Enthelpy at constant pressure.

[AcidRainLiTE]

My textbook derived the equation ΔH = ΔE + ΔnRT (H is enthalpy, E is internal energy (heat exchanged + work )) from the fact that ΔH = ΔE + PΔV at constant pressure. This derivation, however, requires that temperature be constant; otherwise, the resulting equation would be ΔH = ΔE + ΔnRΔT (ΔT instead of T). A paragraph or two later they give an example of an exothermic combustion reaction where q = -3264 kJ/mol (where q is the heat absorbed by the reaction, since it is negative heat is given off). Then they go on to use the equation ΔH = ΔE + ΔnRT. But this equation assumes that temperature is constant. How can the temperature be constant when the heat of reaction is -3264 kJ/mol? Isn't heat given off thereby lowering the temperature of the combusted substance?

Thanks.

 

[siddharth]

Good question.

The text assumes that the temperature doesn't change, or changes negligibly. In fact, the heat given off will usually increase the temperature of the surroundings, and thus the substance.

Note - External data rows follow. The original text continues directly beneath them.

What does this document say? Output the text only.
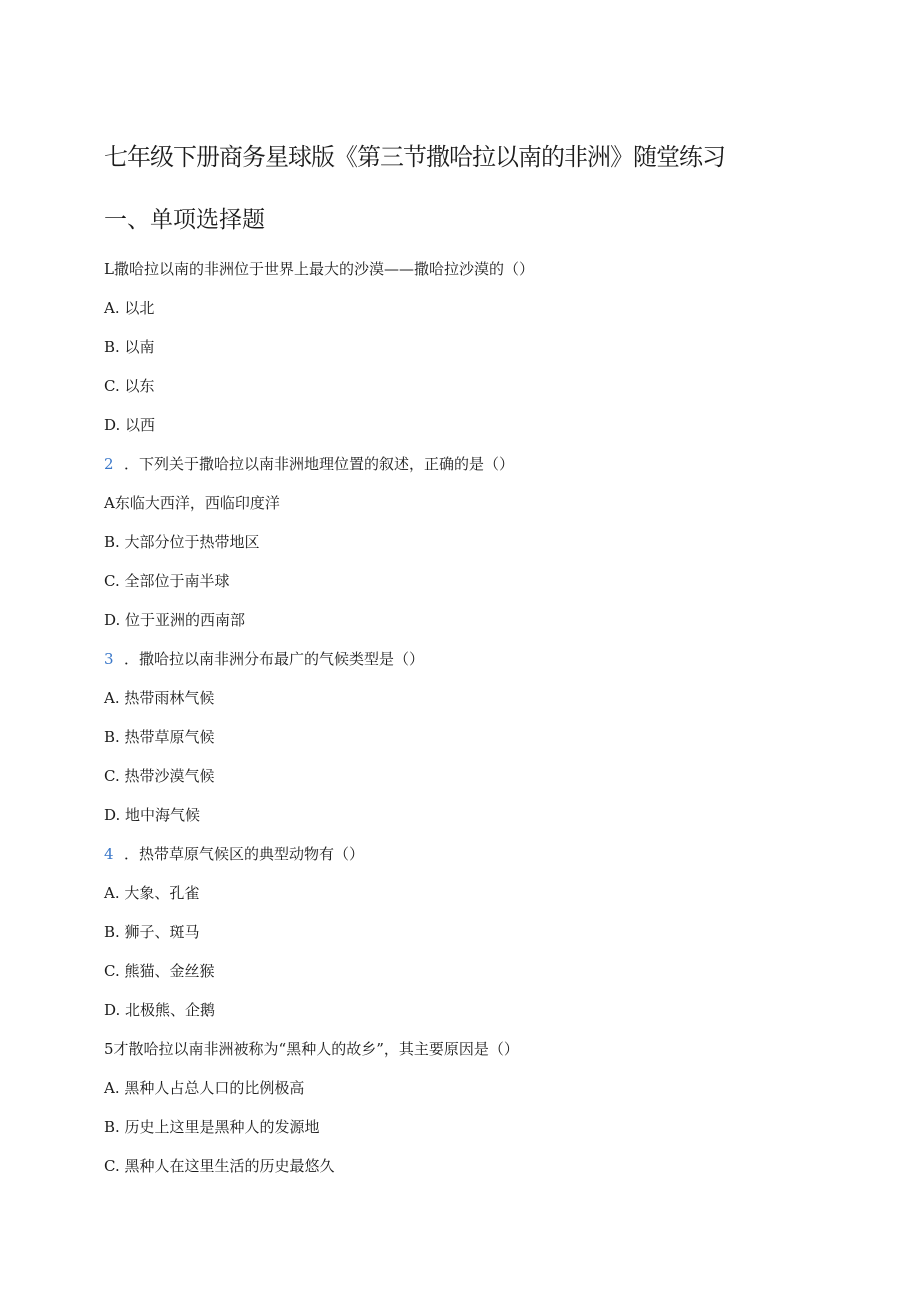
七年级下册商务星球版《第三节撒哈拉以南的非洲》随堂练习
一、单项选择题
L撒哈拉以南的非洲位于世界上最大的沙漠——撒哈拉沙漠的（）
A. 以北
B. 以南
C. 以东
D. 以西
2 ．下列关于撒哈拉以南非洲地理位置的叙述，正确的是（）
A东临大西洋，西临印度洋
B. 大部分位于热带地区
C. 全部位于南半球
D. 位于亚洲的西南部
3 ．撒哈拉以南非洲分布最广的气候类型是（）
A. 热带雨林气候
B. 热带草原气候
C. 热带沙漠气候
D. 地中海气候
4 ．热带草原气候区的典型动物有（）
A. 大象、孔雀
B. 狮子、斑马
C. 熊猫、金丝猴
D. 北极熊、企鹅
5才散哈拉以南非洲被称为“黑种人的故乡”，其主要原因是（）
A. 黑种人占总人口的比例极高
B. 历史上这里是黑种人的发源地
C. 黑种人在这里生活的历史最悠久
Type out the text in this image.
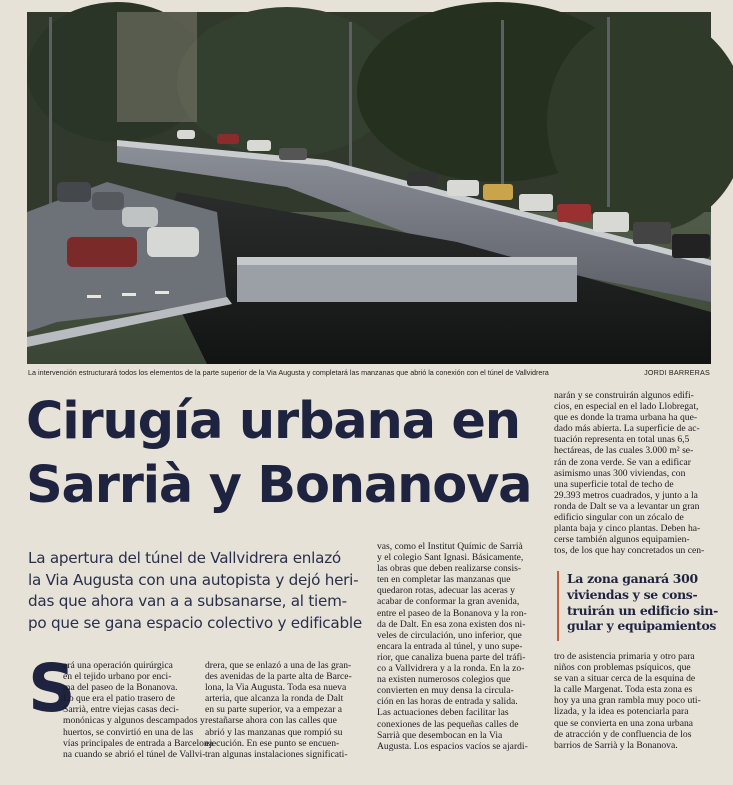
La intervención estructurará todos los elementos de la parte superior de la Via Augusta y completará las manzanas que abrió la conexión con el túnel de Vallvidrera	JORDI BARRERAS
Cirugía urbana en
Sarrià y Bonanova
La apertura del túnel de Vallvidrera enlazó
la Via Augusta con una autopista y dejó heri-
das que ahora van a a subsanarse, al tiem-
po que se gana espacio colectivo y edificable
S
erá una operación quirúrgica
en el tejido urbano por enci-
ma del paseo de la Bonanova.
Lo que era el patio trasero de
Sarrià, entre viejas casas deci-
monónicas y algunos descampados y
huertos, se convirtió en una de las
vías principales de entrada a Barcelona
na cuando se abrió el túnel de Vallvi-
drera, que se enlazó a una de las gran-
des avenidas de la parte alta de Barce-
lona, la Via Augusta. Toda esa nueva
arteria, que alcanza la ronda de Dalt
en su parte superior, va a empezar a
restañarse ahora con las calles que
abrió y las manzanas que rompió su
ejecución. En ese punto se encuen-
tran algunas instalaciones significati-
vas, como el Institut Químic de Sarrià
y el colegio Sant Ignasi. Básicamente,
las obras que deben realizarse consis-
ten en completar las manzanas que
quedaron rotas, adecuar las aceras y
acabar de conformar la gran avenida,
entre el paseo de la Bonanova y la ron-
da de Dalt. En esa zona existen dos ni-
veles de circulación, uno inferior, que
encara la entrada al túnel, y uno supe-
rior, que canaliza buena parte del tráfi-
co a Vallvidrera y a la ronda. En la zo-
na existen numerosos colegios que
convierten en muy densa la circula-
ción en las horas de entrada y salida.
Las actuaciones deben facilitar las
conexiones de las pequeñas calles de
Sarrià que desembocan en la Via
Augusta. Los espacios vacíos se ajardi-
narán y se construirán algunos edifi-
cios, en especial en el lado Llobregat,
que es donde la trama urbana ha que-
dado más abierta. La superficie de ac-
tuación representa en total unas 6,5
hectáreas, de las cuales 3.000 m² se-
rán de zona verde. Se van a edificar
asimismo unas 300 viviendas, con
una superficie total de techo de
29.393 metros cuadrados, y junto a la
ronda de Dalt se va a levantar un gran
edificio singular con un zócalo de
planta baja y cinco plantas. Deben ha-
cerse también algunos equipamien-
tos, de los que hay concretados un cen-
La zona ganará 300
viviendas y se cons-
truirán un edificio sin-
gular y equipamientos
tro de asistencia primaria y otro para
niños con problemas psíquicos, que
se van a situar cerca de la esquina de
la calle Margenat. Toda esta zona es
hoy ya una gran rambla muy poco uti-
lizada, y la idea es potenciarla para
que se convierta en una zona urbana
de atracción y de confluencia de los
barrios de Sarrià y la Bonanova.
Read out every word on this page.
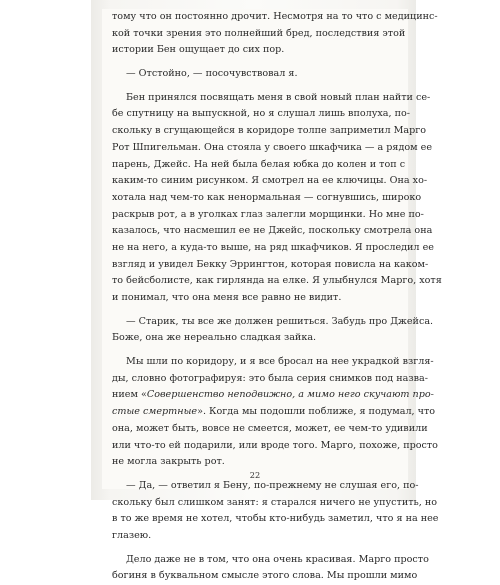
тому что он постоянно дрочит. Несмотря на то что с медицинс-
кой точки зрения это полнейший бред, последствия этой
истории Бен ощущает до сих пор.
— Отстойно, — посочувствовал я.
Бен принялся посвящать меня в свой новый план найти се-
бе спутницу на выпускной, но я слушал лишь вполуха, по-
скольку в сгущающейся в коридоре толпе заприметил Марго
Рот Шпигельман. Она стояла у своего шкафчика — а рядом ее
парень, Джейс. На ней была белая юбка до колен и топ с
каким-то синим рисунком. Я смотрел на ее ключицы. Она хо-
хотала над чем-то как ненормальная — согнувшись, широко
раскрыв рот, а в уголках глаз залегли морщинки. Но мне по-
казалось, что насмешил ее не Джейс, поскольку смотрела она
не на него, а куда-то выше, на ряд шкафчиков. Я проследил ее
взгляд и увидел Бекку Эррингтон, которая повисла на каком-
то бейсболисте, как гирлянда на елке. Я улыбнулся Марго, хотя
и понимал, что она меня все равно не видит.
— Старик, ты все же должен решиться. Забудь про Джейса.
Боже, она же нереально сладкая зайка.
Мы шли по коридору, и я все бросал на нее украдкой взгля-
ды, словно фотографируя: это была серия снимков под назва-
нием «Совершенство неподвижно, а мимо него скучают про-
стые смертные». Когда мы подошли поближе, я подумал, что
она, может быть, вовсе не смеется, может, ее чем-то удивили
или что-то ей подарили, или вроде того. Марго, похоже, просто
не могла закрыть рот.
— Да, — ответил я Бену, по-прежнему не слушая его, по-
скольку был слишком занят: я старался ничего не упустить, но
в то же время не хотел, чтобы кто-нибудь заметил, что я на нее
глазею.
Дело даже не в том, что она очень красивая. Марго просто
богиня в буквальном смысле этого слова. Мы прошли мимо
22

Also, if the temperature changes, for an ideal gas, you'll have ΔH = ΔE + Δ(nRT)

 

[AcidRainLiTE]

Ok, so the heat given off (q) isn't referring to heat transferred and lost by the substance in question; rather, it is referring to heat created (by chemical bonds breaking and such) and given off in the reaction. So the actual heat of the substance could theoretically stay the same, since the heat given off is not taken from the subtance but, rather from the reaction. Am I understanding that correctly?